Children were an important focus in their discussions on climate change, including its impacts on their physical health.

“Climate health is so important to the next generation coming around,” said Melinda Compton, a representative from the New Hampshire School Nurses Association. “We’re very much advocates of wellness — social, emotional and physical health.”

Compton believes it is important for school nurses to work with children, their families and their educators in incorporating climate information into their mental and physical health.

“[We] have to look at different illnesses — children get impacted by by their environment, their water, heat, as heat can affect respiratory illnesses,” said Compton. “We need to make people aware or interested in making changes.”

In addition, adolescents and young adults are becoming increasingly fearful of having children, due to climate-induced anxieties. A study from The Lancet found that 36% of individuals 16-25 were “hesitant to have children,” while nearly three-quarters are frightened for the future.

The group will work with health care providers to provide their patients treatment to combat adverse health effects as a result of climate change, and educate families on how to be more climate-healthy. One fear is working with families who may not trust their health care professionals, or who may believe that climate change is inherently political.

“I think the best way we can combat that is we talk as physicians and talk as scientists, and ground what we say in evidence,” said Dr. Robert Friedlander Jr., the founder of New Hampshire Healthcare Workers for Climate Action. “There’s no political or partisan tone to that.”

Friedlander believes it is possible to have these discussions with pediatric patients and their families effectively, even at a young age.

“We can have these conversations in age-appropriate ways, to build that awareness,” said Friedlander. “We’re are having discussions about how to develop climate-appropriate educational materials that can be included in offices.”

Friedlander wants to bind climate and health together, noting they both influence the other.

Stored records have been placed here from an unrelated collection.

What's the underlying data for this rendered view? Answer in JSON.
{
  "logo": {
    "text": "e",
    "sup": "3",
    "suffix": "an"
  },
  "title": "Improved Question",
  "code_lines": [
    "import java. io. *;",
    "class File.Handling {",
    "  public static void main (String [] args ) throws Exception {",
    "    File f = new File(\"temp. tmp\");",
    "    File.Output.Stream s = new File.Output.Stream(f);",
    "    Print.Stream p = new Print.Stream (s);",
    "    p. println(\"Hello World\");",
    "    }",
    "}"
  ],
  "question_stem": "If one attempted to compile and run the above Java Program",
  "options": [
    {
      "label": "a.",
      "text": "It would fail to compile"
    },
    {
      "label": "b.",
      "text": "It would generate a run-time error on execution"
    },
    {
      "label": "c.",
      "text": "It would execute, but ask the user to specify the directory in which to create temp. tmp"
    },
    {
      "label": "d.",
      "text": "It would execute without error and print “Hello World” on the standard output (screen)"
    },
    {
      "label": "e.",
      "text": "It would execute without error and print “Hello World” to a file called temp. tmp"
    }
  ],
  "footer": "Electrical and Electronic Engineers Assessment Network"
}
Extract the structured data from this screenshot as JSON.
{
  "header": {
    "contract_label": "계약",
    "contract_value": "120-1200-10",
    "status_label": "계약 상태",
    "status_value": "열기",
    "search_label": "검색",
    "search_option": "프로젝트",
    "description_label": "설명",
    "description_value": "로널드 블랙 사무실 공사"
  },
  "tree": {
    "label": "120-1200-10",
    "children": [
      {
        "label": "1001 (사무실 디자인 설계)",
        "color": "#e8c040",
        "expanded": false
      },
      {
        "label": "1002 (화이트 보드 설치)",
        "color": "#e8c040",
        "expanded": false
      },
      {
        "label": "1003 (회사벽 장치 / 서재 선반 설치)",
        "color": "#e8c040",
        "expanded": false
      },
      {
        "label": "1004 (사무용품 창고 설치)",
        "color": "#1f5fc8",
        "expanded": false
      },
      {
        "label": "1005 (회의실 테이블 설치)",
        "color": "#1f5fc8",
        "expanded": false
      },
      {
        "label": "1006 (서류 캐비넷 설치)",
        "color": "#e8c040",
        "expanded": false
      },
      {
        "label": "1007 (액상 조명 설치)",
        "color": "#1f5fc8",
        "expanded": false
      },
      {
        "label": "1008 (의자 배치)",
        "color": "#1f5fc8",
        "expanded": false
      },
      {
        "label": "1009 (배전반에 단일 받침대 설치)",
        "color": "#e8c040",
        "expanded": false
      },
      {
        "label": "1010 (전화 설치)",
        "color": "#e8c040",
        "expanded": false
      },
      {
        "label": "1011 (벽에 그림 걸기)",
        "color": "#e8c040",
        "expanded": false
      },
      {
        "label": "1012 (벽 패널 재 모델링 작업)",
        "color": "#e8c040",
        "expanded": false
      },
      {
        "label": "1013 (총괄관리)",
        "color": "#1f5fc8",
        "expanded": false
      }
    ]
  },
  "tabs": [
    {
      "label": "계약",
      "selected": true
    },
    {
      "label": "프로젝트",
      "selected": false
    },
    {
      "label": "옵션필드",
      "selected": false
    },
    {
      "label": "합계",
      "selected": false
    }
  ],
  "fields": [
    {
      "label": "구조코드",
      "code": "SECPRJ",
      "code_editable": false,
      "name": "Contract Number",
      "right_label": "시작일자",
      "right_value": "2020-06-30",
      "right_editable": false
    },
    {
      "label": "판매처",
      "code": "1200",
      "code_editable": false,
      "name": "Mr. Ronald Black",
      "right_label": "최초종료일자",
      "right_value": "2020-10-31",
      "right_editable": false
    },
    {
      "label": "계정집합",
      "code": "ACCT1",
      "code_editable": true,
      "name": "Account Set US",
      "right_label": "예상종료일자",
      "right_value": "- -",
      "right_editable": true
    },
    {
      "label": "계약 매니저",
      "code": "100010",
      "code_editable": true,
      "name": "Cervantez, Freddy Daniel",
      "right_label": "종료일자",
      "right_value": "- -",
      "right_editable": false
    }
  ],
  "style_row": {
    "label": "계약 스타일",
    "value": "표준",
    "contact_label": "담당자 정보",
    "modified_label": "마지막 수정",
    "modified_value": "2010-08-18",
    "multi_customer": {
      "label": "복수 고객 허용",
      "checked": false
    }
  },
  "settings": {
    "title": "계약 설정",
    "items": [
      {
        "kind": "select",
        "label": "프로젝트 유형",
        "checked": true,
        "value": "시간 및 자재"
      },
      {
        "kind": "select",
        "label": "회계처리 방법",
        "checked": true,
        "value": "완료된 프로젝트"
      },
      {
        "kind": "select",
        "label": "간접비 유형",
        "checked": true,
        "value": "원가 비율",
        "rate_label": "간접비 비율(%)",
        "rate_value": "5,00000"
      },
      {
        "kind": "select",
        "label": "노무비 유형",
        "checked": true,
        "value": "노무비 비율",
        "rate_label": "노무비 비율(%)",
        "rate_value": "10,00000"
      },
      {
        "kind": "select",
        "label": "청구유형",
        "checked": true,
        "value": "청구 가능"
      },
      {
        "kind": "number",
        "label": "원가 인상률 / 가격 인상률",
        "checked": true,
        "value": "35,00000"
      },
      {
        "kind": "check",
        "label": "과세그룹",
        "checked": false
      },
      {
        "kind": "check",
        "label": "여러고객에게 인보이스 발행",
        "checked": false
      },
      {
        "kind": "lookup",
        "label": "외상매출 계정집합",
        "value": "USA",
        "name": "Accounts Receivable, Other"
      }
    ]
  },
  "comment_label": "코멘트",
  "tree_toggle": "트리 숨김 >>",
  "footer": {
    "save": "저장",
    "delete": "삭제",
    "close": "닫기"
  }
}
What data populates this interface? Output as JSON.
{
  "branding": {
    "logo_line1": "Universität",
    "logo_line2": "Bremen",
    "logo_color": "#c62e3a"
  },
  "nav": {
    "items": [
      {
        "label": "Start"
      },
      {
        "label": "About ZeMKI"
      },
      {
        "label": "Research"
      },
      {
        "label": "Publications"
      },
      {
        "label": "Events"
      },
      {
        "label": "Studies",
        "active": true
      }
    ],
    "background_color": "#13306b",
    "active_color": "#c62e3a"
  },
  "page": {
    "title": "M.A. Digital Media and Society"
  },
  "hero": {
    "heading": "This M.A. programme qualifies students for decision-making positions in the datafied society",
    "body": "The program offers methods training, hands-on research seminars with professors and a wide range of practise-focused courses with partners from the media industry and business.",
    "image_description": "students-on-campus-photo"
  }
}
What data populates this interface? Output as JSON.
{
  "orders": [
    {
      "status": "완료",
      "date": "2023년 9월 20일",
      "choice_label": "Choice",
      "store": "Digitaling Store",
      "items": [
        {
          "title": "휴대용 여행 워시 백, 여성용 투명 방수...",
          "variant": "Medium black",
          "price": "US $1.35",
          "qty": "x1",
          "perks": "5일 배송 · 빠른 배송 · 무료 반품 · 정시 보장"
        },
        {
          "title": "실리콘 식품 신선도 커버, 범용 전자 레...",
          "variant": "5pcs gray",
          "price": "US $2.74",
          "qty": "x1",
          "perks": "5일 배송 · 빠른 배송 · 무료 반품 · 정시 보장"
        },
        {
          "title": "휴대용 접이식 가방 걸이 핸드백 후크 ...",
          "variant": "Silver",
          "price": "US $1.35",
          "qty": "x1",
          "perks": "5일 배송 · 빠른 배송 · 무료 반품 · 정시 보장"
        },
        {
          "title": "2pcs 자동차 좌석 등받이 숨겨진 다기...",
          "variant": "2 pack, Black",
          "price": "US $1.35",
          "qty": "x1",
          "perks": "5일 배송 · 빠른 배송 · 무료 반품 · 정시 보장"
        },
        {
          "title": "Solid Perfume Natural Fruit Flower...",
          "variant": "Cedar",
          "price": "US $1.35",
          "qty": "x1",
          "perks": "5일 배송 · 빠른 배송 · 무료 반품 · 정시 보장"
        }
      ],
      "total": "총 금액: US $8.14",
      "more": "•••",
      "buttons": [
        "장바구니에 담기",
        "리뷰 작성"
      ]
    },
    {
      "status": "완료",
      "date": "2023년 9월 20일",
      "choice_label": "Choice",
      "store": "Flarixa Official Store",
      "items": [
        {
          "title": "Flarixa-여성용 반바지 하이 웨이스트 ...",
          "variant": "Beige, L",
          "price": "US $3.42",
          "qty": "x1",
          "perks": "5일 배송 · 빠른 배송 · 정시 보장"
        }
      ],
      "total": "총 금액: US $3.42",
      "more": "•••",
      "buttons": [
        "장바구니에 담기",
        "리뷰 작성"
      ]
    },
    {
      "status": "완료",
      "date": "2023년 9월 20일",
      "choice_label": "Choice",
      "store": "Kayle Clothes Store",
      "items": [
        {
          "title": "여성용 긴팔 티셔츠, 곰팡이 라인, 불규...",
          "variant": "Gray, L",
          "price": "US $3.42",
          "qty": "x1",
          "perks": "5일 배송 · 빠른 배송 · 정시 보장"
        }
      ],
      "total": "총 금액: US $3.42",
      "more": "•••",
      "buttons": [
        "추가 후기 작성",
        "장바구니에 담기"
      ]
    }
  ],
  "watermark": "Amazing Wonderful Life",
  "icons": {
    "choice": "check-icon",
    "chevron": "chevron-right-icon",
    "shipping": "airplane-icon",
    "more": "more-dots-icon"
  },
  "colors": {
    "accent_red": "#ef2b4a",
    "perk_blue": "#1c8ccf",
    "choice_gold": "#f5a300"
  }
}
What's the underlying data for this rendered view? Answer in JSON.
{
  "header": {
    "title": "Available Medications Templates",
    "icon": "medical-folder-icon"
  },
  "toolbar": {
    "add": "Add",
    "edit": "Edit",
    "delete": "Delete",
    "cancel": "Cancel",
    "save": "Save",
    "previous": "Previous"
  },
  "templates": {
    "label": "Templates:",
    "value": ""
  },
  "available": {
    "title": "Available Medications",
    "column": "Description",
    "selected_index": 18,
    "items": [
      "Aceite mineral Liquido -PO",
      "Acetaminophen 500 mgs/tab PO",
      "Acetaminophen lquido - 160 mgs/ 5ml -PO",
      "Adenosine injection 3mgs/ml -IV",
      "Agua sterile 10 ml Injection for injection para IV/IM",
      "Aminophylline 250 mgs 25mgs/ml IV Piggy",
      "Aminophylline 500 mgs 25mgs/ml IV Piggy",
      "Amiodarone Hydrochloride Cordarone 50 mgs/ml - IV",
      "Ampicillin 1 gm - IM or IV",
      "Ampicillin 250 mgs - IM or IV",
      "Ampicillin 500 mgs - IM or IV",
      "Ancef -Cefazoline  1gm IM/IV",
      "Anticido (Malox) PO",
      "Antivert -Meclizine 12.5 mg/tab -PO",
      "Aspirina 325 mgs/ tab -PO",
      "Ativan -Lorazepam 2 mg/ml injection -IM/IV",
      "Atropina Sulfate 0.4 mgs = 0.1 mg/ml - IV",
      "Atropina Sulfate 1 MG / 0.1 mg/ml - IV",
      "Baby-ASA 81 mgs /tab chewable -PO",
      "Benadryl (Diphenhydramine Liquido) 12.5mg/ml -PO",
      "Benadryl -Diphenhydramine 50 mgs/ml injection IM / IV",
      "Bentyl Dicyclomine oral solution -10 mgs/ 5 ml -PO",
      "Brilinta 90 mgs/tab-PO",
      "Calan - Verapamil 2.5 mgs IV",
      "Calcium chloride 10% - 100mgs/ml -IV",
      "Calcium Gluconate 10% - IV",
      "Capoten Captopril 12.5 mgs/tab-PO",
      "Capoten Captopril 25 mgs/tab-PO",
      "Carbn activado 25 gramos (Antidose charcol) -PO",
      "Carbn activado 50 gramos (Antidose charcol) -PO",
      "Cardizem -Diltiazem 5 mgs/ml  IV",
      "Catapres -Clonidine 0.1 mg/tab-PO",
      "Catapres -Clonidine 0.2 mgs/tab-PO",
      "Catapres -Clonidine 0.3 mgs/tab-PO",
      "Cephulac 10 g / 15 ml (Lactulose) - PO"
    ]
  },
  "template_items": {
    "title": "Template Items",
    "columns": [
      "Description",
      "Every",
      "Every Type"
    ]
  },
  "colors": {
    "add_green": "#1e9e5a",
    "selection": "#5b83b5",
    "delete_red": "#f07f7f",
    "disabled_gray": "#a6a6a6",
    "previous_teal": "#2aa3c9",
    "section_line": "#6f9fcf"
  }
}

“It’s one thing to talk about climate and to talk about health, but to actually bring it into an office and provide clinicians to tools to talk with a family about climate change,” said Friedlander.

The group has received support from some Concord city officials, including incoming Ward 5 Councilor Stacey Brown.

“I promise every decision I’m going to make will be with addressing climate action,” said Brown. “We have to. If there are doctors pulling together, looking out for our health and our children, that’s the least I can do.”